The competition between two prominent racetrack owners to build a horse track in Western Maryland begins today as each is expected to submit plans to the Maryland Racing Commission.
Joe De Francis, head of the company that operates Pimlico and Laurel Park, and Bill Rickman Jr., president and CEO of Delaware Park, said yesterday that they will meet today's deadline to apply for the license to operate a track in Allegany County.
Commission officials were expecting no other applications.
De Francis and his associates would build their track about five miles west of Cumberland off Interstate 68. Rickman would build his about 25 miles east of Cumberland, also off I-68.
Each proposal calls for the track to hold short thoroughbred and harness meets, presumably in the summer, and to remain open year-round for simulcast wagering.
The commission, which regulates horse racing in the state, has seven months to consider the applications. It can then award a license to De Francis or Rickman -- or award none if it decides the track would not enhance Maryland racing or would not be economically feasible.
Most new horse tracks opened in recent years in this country have struggled. But a track in Allegany County comes with an influential proponent in House Speaker Casper R. Taylor Jr., who lives in Cumberland. He said a horse track would boost the depressed local economy.
"We believe it's a natural fit," Taylor said.
When the commission considers who, if anyone, should build and operate the track, the issue may come down to competition vs. cooperation.
Rickman, a Montgomery County developer, said the state's racing industry needs competition to re-energize it. Along with his father, William Rickman Sr., he owns the Delaware Park horse track and slots emporium near Wilmington.
The two Rickmans would be partners in the Western Maryland venture. Rickman Jr. said each would put up $6.5 million so their proposed $13 million project would carry no debt.
Their plan calls for a clubhouse of 40,000 square feet, seven barns with 280 stalls, and 15 days of thoroughbred and six days of harness racing a year.
Rickman also envisions off-track betting parlors in the city of Frederick, in Cecil County and, eventually, in Lexington Park in Southern Maryland.
De Francis, president and CEO of the Maryland Jockey Club, said the state's racing industry already has plenty of competition from state lotteries, recently constructed sports venues, telephone- and computer-betting services and slot machines at tracks in West Virginia and Delaware, including Rickman's.
De Francis said the industry needs cooperation and cited the Maryland Jockey Club's recent revenue-sharing agreement with Rosecroft Raceway, the harness track in Prince George's County.
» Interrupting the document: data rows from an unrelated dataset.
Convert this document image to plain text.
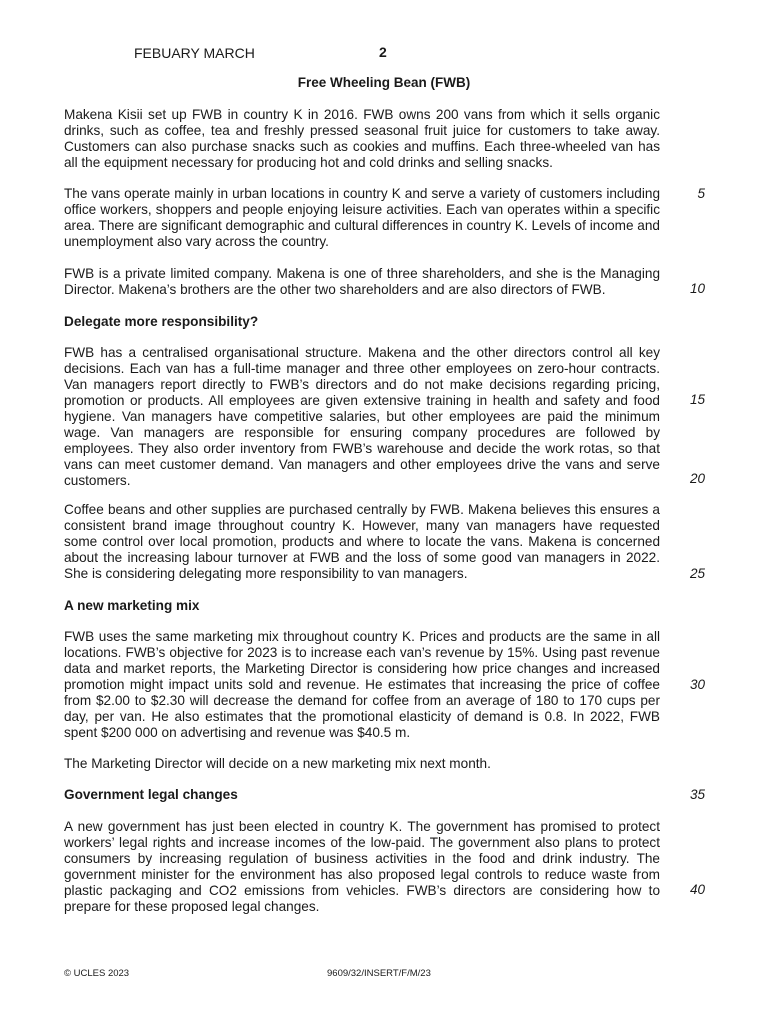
FEBUARY MARCH	2
Free Wheeling Bean (FWB)

Makena Kisii set up FWB in country K in 2016. FWB owns 200 vans from which it sells organic drinks, such as coffee, tea and freshly pressed seasonal fruit juice for customers to take away. Customers can also purchase snacks such as cookies and muffins. Each three-wheeled van has all the equipment necessary for producing hot and cold drinks and selling snacks.

The vans operate mainly in urban locations in country K and serve a variety of customers including office workers, shoppers and people enjoying leisure activities. Each van operates within a specific area. There are significant demographic and cultural differences in country K. Levels of income and unemployment also vary across the country.

FWB is a private limited company. Makena is one of three shareholders, and she is the Managing Director. Makena’s brothers are the other two shareholders and are also directors of FWB.

Delegate more responsibility?

FWB has a centralised organisational structure. Makena and the other directors control all key decisions. Each van has a full-time manager and three other employees on zero-hour contracts. Van managers report directly to FWB’s directors and do not make decisions regarding pricing, promotion or products. All employees are given extensive training in health and safety and food hygiene. Van managers have competitive salaries, but other employees are paid the minimum wage. Van managers are responsible for ensuring company procedures are followed by employees. They also order inventory from FWB’s warehouse and decide the work rotas, so that vans can meet customer demand. Van managers and other employees drive the vans and serve customers.

Coffee beans and other supplies are purchased centrally by FWB. Makena believes this ensures a consistent brand image throughout country K. However, many van managers have requested some control over local promotion, products and where to locate the vans. Makena is concerned about the increasing labour turnover at FWB and the loss of some good van managers in 2022. She is considering delegating more responsibility to van managers.

A new marketing mix

FWB uses the same marketing mix throughout country K. Prices and products are the same in all locations. FWB’s objective for 2023 is to increase each van’s revenue by 15%. Using past revenue data and market reports, the Marketing Director is considering how price changes and increased promotion might impact units sold and revenue. He estimates that increasing the price of coffee from $2.00 to $2.30 will decrease the demand for coffee from an average of 180 to 170 cups per day, per van. He also estimates that the promotional elasticity of demand is 0.8. In 2022, FWB spent $200 000 on advertising and revenue was $40.5 m.

The Marketing Director will decide on a new marketing mix next month.

Government legal changes

A new government has just been elected in country K. The government has promised to protect workers’ legal rights and increase incomes of the low-paid. The government also plans to protect consumers by increasing regulation of business activities in the food and drink industry. The government minister for the environment has also proposed legal controls to reduce waste from plastic packaging and CO2 emissions from vehicles. FWB’s directors are considering how to prepare for these proposed legal changes.

5
10
15
20
25
30
35
40
© UCLES 2023	9609/32/INSERT/F/M/23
As an outgrowth of that agreement, the jockey club and Rosecroft have formed Allegany Maryland Racing in applying for the license.
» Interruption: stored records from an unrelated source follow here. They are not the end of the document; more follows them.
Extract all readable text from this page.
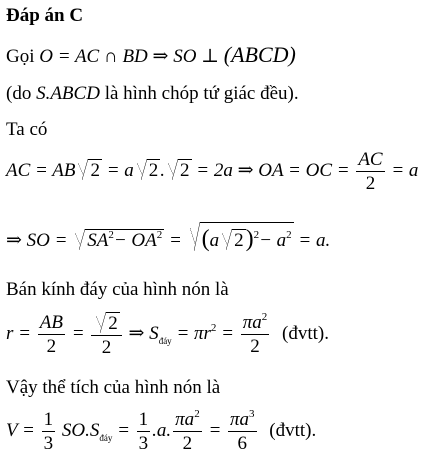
Đáp án C
Gọi O = AC ∩ BD ⇒ SO ⊥ (ABCD)
(do S.ABCD là hình chóp tứ giác đều).
Ta có
AC = AB 2 = a 2 . 2 = 2a ⇒ OA = OC = $\frac{AC}{2} = a$
⇒ SO = $SA^2- OA^2 = (a$ $2)^2- a^2 = a$.
Bán kính đáy của hình nón là
$r = \frac{AB}{2} = \frac{2}{2}$ ⇒ $S_{đáy} = \pi r^2 = \frac{\pi a^2}{2}$ (đvtt).
Vậy thể tích của hình nón là
$V = \frac{1}{3} SO.S_{đáy} = \frac{1}{3} .a$. $\frac{\pi a^2}{2} = \frac{\pi a^3}{6}$ (đvtt).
Its plan calls for 10 days of thoroughbred and 10 days of harness racing in late summer, when potential competitors Pimlico, Laurel Park and Rosecroft would not offer live racing.
Instead of a traditional clubhouse, the design calls for an elaborate OTB with viewing areas overlooking the track. A backstretch would include two 60-stall barns.
De Francis said the project would cost about $8 million, which would be borrowed.
Neither he nor Rickman said the proposed track would be a big money-maker. But each man said he believes his way is best for scratching out a profit.